De forma semelhante, praticamente todos os países sul-americanos ratificaram a Convenção OIT 169. Todos os países que ratificaram a Convenção asseguram a ela um status especial dentro do ordenamento jurídico, seja constitucional ou supralegal (veja tabela 2 em anexo).
No Brasil e no Chile, o status supralegal foi afirmado judicialmente face à ausência de disposição constitucional específica; nos demais países a própria Constituição assegura hierarquia privilegiada aos tratados de direitos humanos. Ainda assim, múltiplas cortes constitucionais latino-americanas reconhecem a hierarquia especial garantida à Convenção OIT 169 desde o início dos anos 2000. É o caso das cortes constitucionais da Colômbia, Argentina, Bolívia, Equador, Peru e Venezuela (OIT, 2009).

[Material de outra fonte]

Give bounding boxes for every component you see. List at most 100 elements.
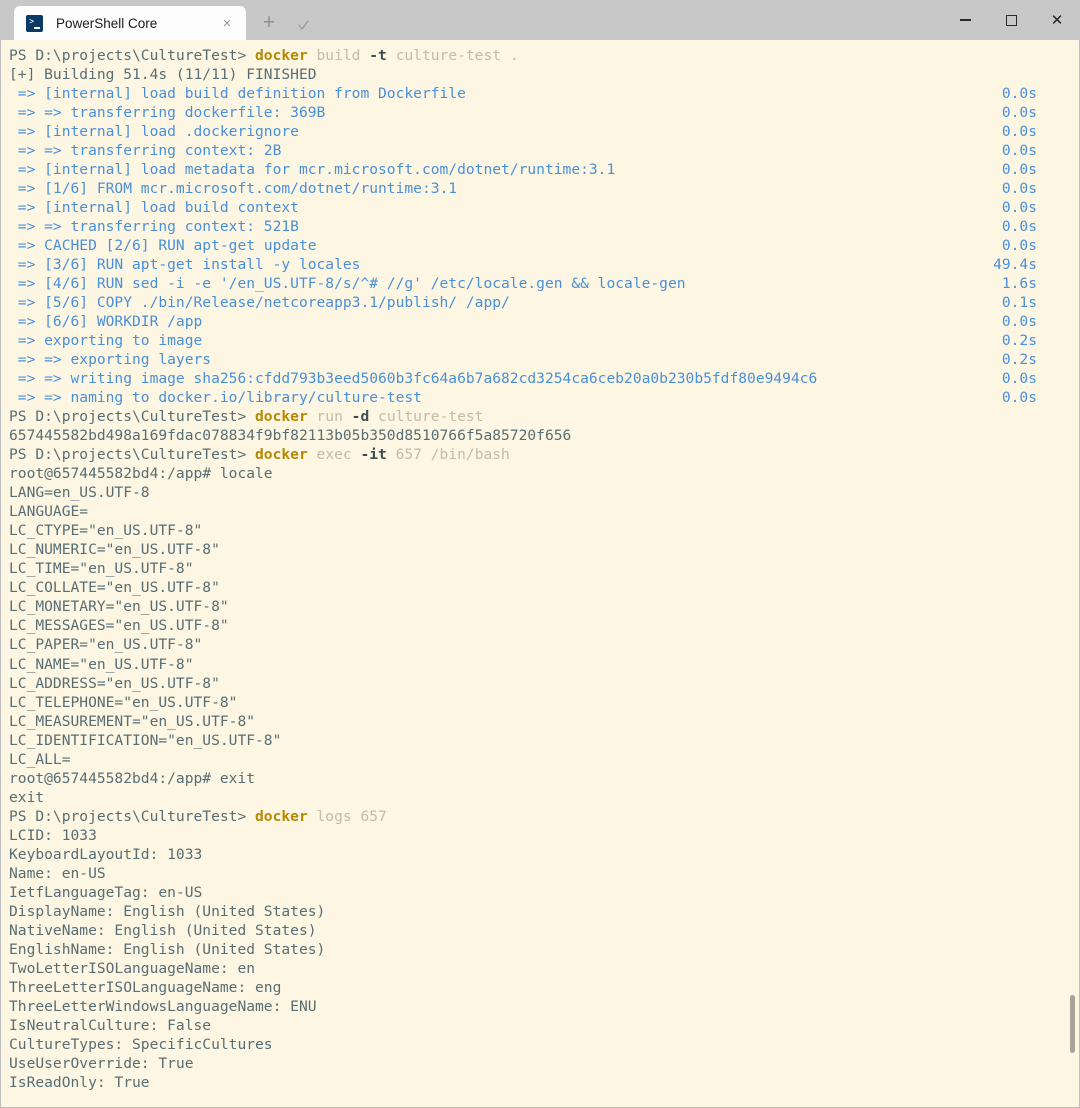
build-step-duration: 0.0s bbox=[1001, 85, 1037, 103]
terminal-line-build-header: [+] Building 51.4s (11/11) FINISHED bbox=[9, 65, 1079, 84]
build-step-text: => [internal] load .dockerignore bbox=[9, 123, 299, 141]
chevron-down-icon[interactable] bbox=[286, 6, 320, 40]
output-text: ThreeLetterISOLanguageName: eng bbox=[9, 978, 282, 996]
terminal-line-cmd-docker-logs: PS D:\projects\CultureTest> docker logs … bbox=[9, 807, 1079, 826]
terminal-line-step-13: => [6/6] WORKDIR /app 0.0s bbox=[9, 312, 1079, 331]
terminal-line-out-threeletterwindows: ThreeLetterWindowsLanguageName: ENU bbox=[9, 997, 1079, 1016]
build-step-duration: 0.2s bbox=[1001, 332, 1037, 350]
terminal-line-locale-telephone: LC_TELEPHONE="en_US.UTF-8" bbox=[9, 693, 1079, 712]
output-text: exit bbox=[9, 788, 45, 806]
terminal-output[interactable]: PS D:\projects\CultureTest> docker build… bbox=[0, 40, 1080, 1108]
terminal-line-cmd-exit: root@657445582bd4:/app# exit bbox=[9, 769, 1079, 788]
output-text: IsNeutralCulture: False bbox=[9, 1016, 212, 1034]
terminal-line-step-5: => [internal] load metadata for mcr.micr… bbox=[9, 160, 1079, 179]
terminal-line-out-useuseroverride: UseUserOverride: True bbox=[9, 1054, 1079, 1073]
terminal-line-out-isreadonly: IsReadOnly: True bbox=[9, 1073, 1079, 1092]
build-step-text: => => writing image sha256:cfdd793b3eed5… bbox=[9, 370, 818, 388]
terminal-line-locale-monetary: LC_MONETARY="en_US.UTF-8" bbox=[9, 597, 1079, 616]
output-text: IsReadOnly: True bbox=[9, 1073, 150, 1091]
output-text: CultureTypes: SpecificCultures bbox=[9, 1035, 273, 1053]
output-text: root@657445582bd4:/app# locale bbox=[9, 465, 273, 483]
terminal-line-locale-all: LC_ALL= bbox=[9, 750, 1079, 769]
build-step-text: => => transferring context: 521B bbox=[9, 218, 299, 236]
output-text: IetfLanguageTag: en-US bbox=[9, 883, 203, 901]
command-keyword: docker bbox=[255, 446, 308, 464]
output-text: DisplayName: English (United States) bbox=[9, 902, 326, 920]
build-step-text: => CACHED [2/6] RUN apt-get update bbox=[9, 237, 317, 255]
command-argument: -d bbox=[342, 408, 370, 426]
output-text: LC_MEASUREMENT="en_US.UTF-8" bbox=[9, 712, 256, 730]
terminal-line-step-15: => => exporting layers 0.2s bbox=[9, 350, 1079, 369]
scrollbar-thumb[interactable] bbox=[1070, 995, 1075, 1053]
shell-prompt: PS D:\projects\CultureTest> bbox=[9, 807, 256, 825]
terminal-line-step-17: => => naming to docker.io/library/cultur… bbox=[9, 388, 1079, 407]
terminal-line-locale-language: LANGUAGE= bbox=[9, 502, 1079, 521]
output-text: LANGUAGE= bbox=[9, 503, 89, 521]
terminal-line-out-name: Name: en-US bbox=[9, 864, 1079, 883]
shell-prompt: PS D:\projects\CultureTest> bbox=[9, 47, 256, 64]
command-argument: exec bbox=[307, 446, 352, 464]
build-step-duration: 0.2s bbox=[1001, 351, 1037, 369]
maximize-button[interactable] bbox=[988, 0, 1034, 40]
output-text: LCID: 1033 bbox=[9, 826, 97, 844]
window-controls: ✕ bbox=[942, 0, 1080, 40]
output-text: LC_PAPER="en_US.UTF-8" bbox=[9, 636, 203, 654]
scrollbar[interactable] bbox=[1065, 0, 1079, 1108]
output-text: LC_NAME="en_US.UTF-8" bbox=[9, 655, 194, 673]
build-step-duration: 0.0s bbox=[1001, 104, 1037, 122]
close-tab-icon[interactable]: × bbox=[214, 10, 240, 36]
build-step-duration: 0.0s bbox=[1001, 180, 1037, 198]
build-step-text: => [3/6] RUN apt-get install -y locales bbox=[9, 256, 361, 274]
tab-powershell-core[interactable]: > PowerShell Core × bbox=[14, 6, 246, 40]
terminal-line-step-2: => => transferring dockerfile: 369B 0.0s bbox=[9, 103, 1079, 122]
build-step-text: => [1/6] FROM mcr.microsoft.com/dotnet/r… bbox=[9, 180, 458, 198]
terminal-line-locale-messages: LC_MESSAGES="en_US.UTF-8" bbox=[9, 616, 1079, 635]
output-text: LC_TELEPHONE="en_US.UTF-8" bbox=[9, 693, 238, 711]
output-text: 657445582bd498a169fdac078834f9bf82113b05… bbox=[9, 427, 572, 445]
terminal-line-out-isneutralculture: IsNeutralCulture: False bbox=[9, 1016, 1079, 1035]
command-argument: culture-test bbox=[386, 47, 502, 64]
terminal-line-step-11: => [4/6] RUN sed -i -e '/en_US.UTF-8/s/^… bbox=[9, 274, 1079, 293]
build-step-text: => [internal] load metadata for mcr.micr… bbox=[9, 161, 616, 179]
minimize-button[interactable] bbox=[942, 0, 988, 40]
terminal-line-exit-echo: exit bbox=[9, 788, 1079, 807]
terminal-line-cmd-docker-exec: PS D:\projects\CultureTest> docker exec … bbox=[9, 445, 1079, 464]
terminal-line-locale-paper: LC_PAPER="en_US.UTF-8" bbox=[9, 635, 1079, 654]
shell-prompt: PS D:\projects\CultureTest> bbox=[9, 408, 256, 426]
command-argument: run bbox=[307, 408, 343, 426]
output-text: LC_COLLATE="en_US.UTF-8" bbox=[9, 579, 220, 597]
command-argument: -it bbox=[351, 446, 387, 464]
build-step-duration: 0.0s bbox=[1001, 161, 1037, 179]
terminal-line-out-culturetypes: CultureTypes: SpecificCultures bbox=[9, 1035, 1079, 1054]
terminal-line-cmd-docker-build: PS D:\projects\CultureTest> docker build… bbox=[9, 46, 1079, 65]
terminal-line-step-1: => [internal] load build definition from… bbox=[9, 84, 1079, 103]
build-step-text: => [5/6] COPY ./bin/Release/netcoreapp3.… bbox=[9, 294, 510, 312]
terminal-line-out-displayname: DisplayName: English (United States) bbox=[9, 902, 1079, 921]
terminal-line-step-6: => [1/6] FROM mcr.microsoft.com/dotnet/r… bbox=[9, 179, 1079, 198]
terminal-line-locale-name: LC_NAME="en_US.UTF-8" bbox=[9, 655, 1079, 674]
terminal-line-container-id: 657445582bd498a169fdac078834f9bf82113b05… bbox=[9, 426, 1079, 445]
output-text: LC_IDENTIFICATION="en_US.UTF-8" bbox=[9, 731, 282, 749]
terminal-line-locale-time: LC_TIME="en_US.UTF-8" bbox=[9, 559, 1079, 578]
command-keyword: docker bbox=[255, 408, 308, 426]
command-keyword: docker bbox=[255, 47, 308, 64]
tab-title: PowerShell Core bbox=[56, 15, 158, 31]
terminal-line-out-nativename: NativeName: English (United States) bbox=[9, 921, 1079, 940]
terminal-line-locale-ctype: LC_CTYPE="en_US.UTF-8" bbox=[9, 521, 1079, 540]
output-text: root@657445582bd4:/app# exit bbox=[9, 769, 256, 787]
build-step-duration: 0.1s bbox=[1001, 294, 1037, 312]
terminal-line-step-12: => [5/6] COPY ./bin/Release/netcoreapp3.… bbox=[9, 293, 1079, 312]
terminal-line-locale-collate: LC_COLLATE="en_US.UTF-8" bbox=[9, 578, 1079, 597]
terminal-line-cmd-locale: root@657445582bd4:/app# locale bbox=[9, 464, 1079, 483]
terminal-window: > PowerShell Core × + ✕ PS D:\projects\C… bbox=[0, 0, 1080, 1108]
build-step-duration: 0.0s bbox=[1001, 313, 1037, 331]
terminal-line-out-threeletteriso: ThreeLetterISOLanguageName: eng bbox=[9, 978, 1079, 997]
output-text: LC_MONETARY="en_US.UTF-8" bbox=[9, 598, 229, 616]
new-tab-button[interactable]: + bbox=[252, 6, 286, 40]
build-step-text: => [6/6] WORKDIR /app bbox=[9, 313, 203, 331]
output-text: NativeName: English (United States) bbox=[9, 921, 317, 939]
output-text: KeyboardLayoutId: 1033 bbox=[9, 845, 203, 863]
command-argument: 657 bbox=[351, 807, 387, 825]
output-text: [+] Building 51.4s (11/11) FINISHED bbox=[9, 66, 317, 84]
build-step-duration: 0.0s bbox=[1001, 199, 1037, 217]
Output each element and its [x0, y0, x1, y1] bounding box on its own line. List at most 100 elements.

Em relação aos três países que não reconhecem direitos constitucionais territoriais, há diferenças em relação ao nível de proteção a povos tradicionais. O Chile, apesar da lacuna constitucional, ratificou a Convenção 169 (ainda que tardiamente, em 2008), possui legislação interna protegendo direitos indígenas (Lei 19.253/93) e conta com uma instituição específica para demarcação de terras, a CONADI – Corporação Nacional de Desenvolvimento Indígena ( ANAYA, 2009; ALYWIN, 2004).
Suriname e Uruguai, contudo, não reconhecem constitucionalmente quaisquer direitos indígenas e não são signatários da Convenção 169. Enquanto no Suriname não há qualquer norma jurídica ou instituição assegurando direitos indígenas, no Uruguai a legislação infraconstitucional reconhece alguns direitos 9. Ademais, enquanto o Uruguai se posicionou favoravelmente à Declaração da ONU dos Direitos dos Povos Indígenas, o Suriname foi um dos pouquíssimos países a votar contra.
De forma geral, na maior parte da América do Sul, o reconhecimento de direitos territoriais indígenas precedeu o reconhecimento na Corte Interamericana. Essa precedência no reconhecimento de direitos é reafirmada pela própria Corte, pois em três decisões o sistema jurídico doméstico foi mencionado como integrantes do corpus iuris, reforçando a interpretação extensiva que levou ao reconhecimento do direito coletivo à propriedade e do direito à consulta 10.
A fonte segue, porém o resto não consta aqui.